Father Adrian explained the origin of Nativity scenes, “Saint Francis of Assisi is credited with creating the first live nativity scene in 1223. He was inspired after a visit to the Holy Land and to Bethlehem, where he had seen the original birthplace of Jesus.”

“From that time onwards, distinctive Nativity scenes and traditions have been created worldwide and displayed during the Christmas season in churches, homes and shopping malls, and in public buildings.

Father Farrelly’s collection is forming part of a social media showcase by EWTN Ireland. Father Adrian pointed to a number of specific Christmas scenes. One of the first Nativity scenes he highlighted is from China.

“The scene reflects the Chinese culture. The figures were hand carved in China. This Nativity scene reminds us of the Chinese Christians — Christ's birth is not celebrated in China, and Christmas Day is not a public holiday. It's just an ordinary working day. In 1949 it became an offense to celebrate Christmas in China.

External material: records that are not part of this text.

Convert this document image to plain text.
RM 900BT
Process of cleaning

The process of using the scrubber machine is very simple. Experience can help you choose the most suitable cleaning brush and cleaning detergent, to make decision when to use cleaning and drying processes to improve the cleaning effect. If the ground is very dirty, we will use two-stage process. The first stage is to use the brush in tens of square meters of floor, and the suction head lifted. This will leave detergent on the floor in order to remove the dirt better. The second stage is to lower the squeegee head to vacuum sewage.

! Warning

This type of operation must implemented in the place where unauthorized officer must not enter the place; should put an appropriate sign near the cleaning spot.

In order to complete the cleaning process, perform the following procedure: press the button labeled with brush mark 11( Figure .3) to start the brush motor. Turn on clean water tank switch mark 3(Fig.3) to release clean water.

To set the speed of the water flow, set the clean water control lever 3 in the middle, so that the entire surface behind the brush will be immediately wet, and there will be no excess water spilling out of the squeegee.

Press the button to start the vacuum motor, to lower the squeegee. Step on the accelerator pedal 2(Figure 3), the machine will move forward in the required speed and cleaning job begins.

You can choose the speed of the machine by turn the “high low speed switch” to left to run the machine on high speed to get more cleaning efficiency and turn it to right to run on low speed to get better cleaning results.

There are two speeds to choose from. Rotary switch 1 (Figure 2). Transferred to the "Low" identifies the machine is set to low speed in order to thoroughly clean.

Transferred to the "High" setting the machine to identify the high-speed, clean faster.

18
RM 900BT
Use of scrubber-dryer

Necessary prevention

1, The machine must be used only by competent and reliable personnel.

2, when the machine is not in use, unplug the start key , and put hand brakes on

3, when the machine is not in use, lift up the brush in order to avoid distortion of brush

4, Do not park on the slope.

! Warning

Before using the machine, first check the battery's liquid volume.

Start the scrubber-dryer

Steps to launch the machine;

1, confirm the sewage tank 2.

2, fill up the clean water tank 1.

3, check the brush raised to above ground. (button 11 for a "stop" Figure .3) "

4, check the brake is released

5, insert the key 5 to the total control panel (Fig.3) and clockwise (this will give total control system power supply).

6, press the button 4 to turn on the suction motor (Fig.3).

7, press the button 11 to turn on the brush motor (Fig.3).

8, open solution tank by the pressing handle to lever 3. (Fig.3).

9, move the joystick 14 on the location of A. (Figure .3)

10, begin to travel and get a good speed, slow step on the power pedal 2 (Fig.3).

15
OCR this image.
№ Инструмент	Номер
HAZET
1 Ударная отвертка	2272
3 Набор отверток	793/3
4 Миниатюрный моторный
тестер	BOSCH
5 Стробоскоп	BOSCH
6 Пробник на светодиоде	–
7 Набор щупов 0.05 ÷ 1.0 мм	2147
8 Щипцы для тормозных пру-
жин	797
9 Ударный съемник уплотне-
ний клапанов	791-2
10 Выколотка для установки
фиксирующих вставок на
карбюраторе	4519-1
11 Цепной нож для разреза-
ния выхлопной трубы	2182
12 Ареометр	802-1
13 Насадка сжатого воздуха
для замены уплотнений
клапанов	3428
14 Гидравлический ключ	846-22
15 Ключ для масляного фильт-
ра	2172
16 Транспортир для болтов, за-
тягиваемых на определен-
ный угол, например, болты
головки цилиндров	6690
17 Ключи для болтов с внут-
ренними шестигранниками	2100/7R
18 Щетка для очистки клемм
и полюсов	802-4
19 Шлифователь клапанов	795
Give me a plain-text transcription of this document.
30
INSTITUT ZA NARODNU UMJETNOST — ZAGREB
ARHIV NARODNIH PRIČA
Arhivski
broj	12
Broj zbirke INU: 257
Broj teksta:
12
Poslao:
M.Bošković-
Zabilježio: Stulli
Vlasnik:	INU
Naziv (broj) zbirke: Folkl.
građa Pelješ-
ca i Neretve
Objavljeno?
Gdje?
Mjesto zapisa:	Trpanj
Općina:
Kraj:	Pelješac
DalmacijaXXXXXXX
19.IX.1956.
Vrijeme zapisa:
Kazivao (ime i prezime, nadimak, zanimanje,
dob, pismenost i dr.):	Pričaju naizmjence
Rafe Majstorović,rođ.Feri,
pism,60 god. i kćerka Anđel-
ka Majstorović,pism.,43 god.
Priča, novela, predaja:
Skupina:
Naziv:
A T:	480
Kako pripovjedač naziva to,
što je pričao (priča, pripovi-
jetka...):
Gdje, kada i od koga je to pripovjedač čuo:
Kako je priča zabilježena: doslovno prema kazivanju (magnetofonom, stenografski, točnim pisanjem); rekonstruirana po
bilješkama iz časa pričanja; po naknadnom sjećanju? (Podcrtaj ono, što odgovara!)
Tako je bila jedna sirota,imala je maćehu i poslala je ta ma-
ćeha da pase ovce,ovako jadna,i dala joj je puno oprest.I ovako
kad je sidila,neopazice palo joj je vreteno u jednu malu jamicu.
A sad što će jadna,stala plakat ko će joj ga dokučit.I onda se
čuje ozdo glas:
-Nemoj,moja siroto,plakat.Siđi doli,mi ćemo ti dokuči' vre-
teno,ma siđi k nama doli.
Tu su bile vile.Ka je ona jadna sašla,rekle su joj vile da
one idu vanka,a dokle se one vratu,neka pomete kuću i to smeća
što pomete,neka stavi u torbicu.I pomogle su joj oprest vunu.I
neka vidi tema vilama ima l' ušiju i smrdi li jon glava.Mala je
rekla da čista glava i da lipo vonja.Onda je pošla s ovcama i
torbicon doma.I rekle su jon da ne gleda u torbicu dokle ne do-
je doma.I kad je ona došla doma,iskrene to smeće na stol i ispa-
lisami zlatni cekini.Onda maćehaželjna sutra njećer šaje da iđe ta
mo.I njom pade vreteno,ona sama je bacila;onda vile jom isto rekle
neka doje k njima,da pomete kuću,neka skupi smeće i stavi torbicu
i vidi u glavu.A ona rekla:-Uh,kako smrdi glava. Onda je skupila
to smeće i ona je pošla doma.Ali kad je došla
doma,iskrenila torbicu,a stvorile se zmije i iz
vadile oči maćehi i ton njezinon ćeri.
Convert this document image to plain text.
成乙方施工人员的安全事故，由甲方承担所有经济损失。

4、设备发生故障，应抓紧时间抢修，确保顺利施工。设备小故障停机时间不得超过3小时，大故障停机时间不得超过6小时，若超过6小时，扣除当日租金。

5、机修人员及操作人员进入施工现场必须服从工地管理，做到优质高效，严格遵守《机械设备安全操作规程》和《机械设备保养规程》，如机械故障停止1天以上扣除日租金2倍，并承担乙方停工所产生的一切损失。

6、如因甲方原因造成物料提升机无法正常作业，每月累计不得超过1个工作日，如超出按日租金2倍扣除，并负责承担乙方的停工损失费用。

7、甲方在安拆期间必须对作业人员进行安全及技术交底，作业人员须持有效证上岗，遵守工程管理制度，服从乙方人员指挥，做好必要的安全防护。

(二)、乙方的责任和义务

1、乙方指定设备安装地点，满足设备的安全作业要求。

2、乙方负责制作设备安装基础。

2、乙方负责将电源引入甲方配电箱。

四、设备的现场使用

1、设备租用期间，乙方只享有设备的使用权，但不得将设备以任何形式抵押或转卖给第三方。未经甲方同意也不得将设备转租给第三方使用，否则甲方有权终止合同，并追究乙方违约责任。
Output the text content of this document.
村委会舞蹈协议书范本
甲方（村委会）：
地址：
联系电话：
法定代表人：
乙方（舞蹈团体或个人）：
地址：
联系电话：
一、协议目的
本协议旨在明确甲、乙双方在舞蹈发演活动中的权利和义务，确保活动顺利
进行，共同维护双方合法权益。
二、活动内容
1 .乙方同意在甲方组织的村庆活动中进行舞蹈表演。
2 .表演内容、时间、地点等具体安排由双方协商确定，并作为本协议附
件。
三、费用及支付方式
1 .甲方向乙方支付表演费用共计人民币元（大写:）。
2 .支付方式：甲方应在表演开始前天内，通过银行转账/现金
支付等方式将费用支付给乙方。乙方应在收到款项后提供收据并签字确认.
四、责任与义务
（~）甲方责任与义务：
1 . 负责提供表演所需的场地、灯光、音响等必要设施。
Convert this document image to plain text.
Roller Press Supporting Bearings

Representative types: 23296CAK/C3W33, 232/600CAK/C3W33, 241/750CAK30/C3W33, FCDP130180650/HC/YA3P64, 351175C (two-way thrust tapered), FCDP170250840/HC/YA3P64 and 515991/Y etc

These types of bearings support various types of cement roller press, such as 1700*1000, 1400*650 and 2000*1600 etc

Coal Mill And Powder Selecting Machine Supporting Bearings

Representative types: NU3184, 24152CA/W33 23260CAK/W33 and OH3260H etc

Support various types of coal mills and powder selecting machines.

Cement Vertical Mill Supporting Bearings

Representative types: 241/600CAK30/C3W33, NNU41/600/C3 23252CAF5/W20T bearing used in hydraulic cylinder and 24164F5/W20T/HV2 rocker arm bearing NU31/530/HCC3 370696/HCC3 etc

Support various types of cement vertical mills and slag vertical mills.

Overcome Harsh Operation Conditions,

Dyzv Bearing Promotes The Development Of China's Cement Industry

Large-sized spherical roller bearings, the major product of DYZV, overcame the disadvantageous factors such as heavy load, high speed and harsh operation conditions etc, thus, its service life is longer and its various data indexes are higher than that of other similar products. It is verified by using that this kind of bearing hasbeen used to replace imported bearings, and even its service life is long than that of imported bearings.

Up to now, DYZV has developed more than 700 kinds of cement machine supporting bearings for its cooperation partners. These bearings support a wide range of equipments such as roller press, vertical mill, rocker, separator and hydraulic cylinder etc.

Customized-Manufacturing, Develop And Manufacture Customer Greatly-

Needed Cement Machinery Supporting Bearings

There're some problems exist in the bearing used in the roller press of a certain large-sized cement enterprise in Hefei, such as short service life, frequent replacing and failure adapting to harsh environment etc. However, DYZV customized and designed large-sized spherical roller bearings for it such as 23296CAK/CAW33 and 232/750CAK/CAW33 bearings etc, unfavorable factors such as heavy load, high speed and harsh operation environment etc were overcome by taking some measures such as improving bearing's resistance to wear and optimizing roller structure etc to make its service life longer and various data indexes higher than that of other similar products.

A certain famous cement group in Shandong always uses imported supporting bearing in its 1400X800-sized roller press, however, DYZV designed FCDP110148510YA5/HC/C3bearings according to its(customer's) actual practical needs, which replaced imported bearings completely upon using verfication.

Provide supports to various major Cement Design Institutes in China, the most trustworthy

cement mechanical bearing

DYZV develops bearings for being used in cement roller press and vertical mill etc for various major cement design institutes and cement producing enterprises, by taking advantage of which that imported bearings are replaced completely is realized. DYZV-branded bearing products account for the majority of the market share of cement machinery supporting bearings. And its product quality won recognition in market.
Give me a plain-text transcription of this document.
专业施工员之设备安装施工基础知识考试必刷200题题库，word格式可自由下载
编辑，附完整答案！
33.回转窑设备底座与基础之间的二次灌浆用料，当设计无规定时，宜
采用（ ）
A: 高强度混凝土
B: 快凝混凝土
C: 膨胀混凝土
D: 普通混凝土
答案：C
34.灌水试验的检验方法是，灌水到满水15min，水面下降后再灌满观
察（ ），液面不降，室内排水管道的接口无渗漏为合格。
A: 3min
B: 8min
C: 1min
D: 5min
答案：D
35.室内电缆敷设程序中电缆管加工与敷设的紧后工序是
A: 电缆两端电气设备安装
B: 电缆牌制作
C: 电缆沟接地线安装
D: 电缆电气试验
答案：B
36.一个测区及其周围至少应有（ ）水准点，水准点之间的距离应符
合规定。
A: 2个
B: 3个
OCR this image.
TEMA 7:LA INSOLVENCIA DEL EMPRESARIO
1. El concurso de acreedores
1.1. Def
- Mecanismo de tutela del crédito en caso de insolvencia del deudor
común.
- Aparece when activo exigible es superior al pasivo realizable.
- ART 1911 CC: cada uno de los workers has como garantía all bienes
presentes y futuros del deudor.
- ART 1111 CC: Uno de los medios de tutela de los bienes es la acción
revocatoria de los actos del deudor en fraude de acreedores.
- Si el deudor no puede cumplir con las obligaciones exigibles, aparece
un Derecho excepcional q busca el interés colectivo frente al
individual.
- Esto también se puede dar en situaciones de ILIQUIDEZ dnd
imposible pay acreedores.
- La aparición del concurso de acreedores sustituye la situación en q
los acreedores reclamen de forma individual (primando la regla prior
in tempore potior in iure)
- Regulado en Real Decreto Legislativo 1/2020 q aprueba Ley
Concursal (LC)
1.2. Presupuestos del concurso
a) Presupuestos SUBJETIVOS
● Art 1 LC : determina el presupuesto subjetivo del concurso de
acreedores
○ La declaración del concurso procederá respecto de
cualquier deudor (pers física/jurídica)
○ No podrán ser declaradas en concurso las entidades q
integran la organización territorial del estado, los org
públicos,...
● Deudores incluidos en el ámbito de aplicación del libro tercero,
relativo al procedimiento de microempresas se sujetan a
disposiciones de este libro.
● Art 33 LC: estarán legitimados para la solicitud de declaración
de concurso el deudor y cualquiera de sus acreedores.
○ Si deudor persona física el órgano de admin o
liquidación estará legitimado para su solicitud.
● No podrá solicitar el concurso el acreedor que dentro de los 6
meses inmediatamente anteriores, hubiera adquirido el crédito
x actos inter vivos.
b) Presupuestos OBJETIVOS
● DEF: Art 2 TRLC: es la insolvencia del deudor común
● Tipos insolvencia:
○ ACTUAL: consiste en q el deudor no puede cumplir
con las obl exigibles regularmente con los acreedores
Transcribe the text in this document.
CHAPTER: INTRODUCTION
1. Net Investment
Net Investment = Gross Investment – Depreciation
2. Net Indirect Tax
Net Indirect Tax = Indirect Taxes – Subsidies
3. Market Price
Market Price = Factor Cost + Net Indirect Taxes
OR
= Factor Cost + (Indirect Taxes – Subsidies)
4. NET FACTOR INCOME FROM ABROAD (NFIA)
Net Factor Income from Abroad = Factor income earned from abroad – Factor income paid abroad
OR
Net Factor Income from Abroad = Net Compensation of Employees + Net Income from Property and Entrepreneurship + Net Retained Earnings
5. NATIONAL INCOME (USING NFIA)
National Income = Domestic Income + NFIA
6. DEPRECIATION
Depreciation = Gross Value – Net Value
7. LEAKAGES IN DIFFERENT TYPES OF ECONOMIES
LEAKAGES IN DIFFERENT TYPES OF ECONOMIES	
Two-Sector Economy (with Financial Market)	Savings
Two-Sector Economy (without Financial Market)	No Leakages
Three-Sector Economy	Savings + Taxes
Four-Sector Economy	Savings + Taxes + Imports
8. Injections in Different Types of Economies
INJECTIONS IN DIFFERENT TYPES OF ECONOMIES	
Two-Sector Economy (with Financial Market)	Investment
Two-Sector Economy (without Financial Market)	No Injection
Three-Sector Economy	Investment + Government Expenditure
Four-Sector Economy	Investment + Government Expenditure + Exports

“Christians still celebrate the birth of Jesus in private and more Chinese are beginning to celebrate Christmas as a secular time for a party. We remember the Chinese at Christmas and especially Chinese Catholics who find it hard to practice their faith."

Other Nativities include scenes from Peru featuring aspects of Andean Culture, where local craftspeople make Nativities for a living. The tradition of Nativities in Poland began in the 19th century where the scenes went on display in Kraków Cathedral and were of great importance in troubled times. The Irish Nativity scene is hand knitted with extraordinary detail.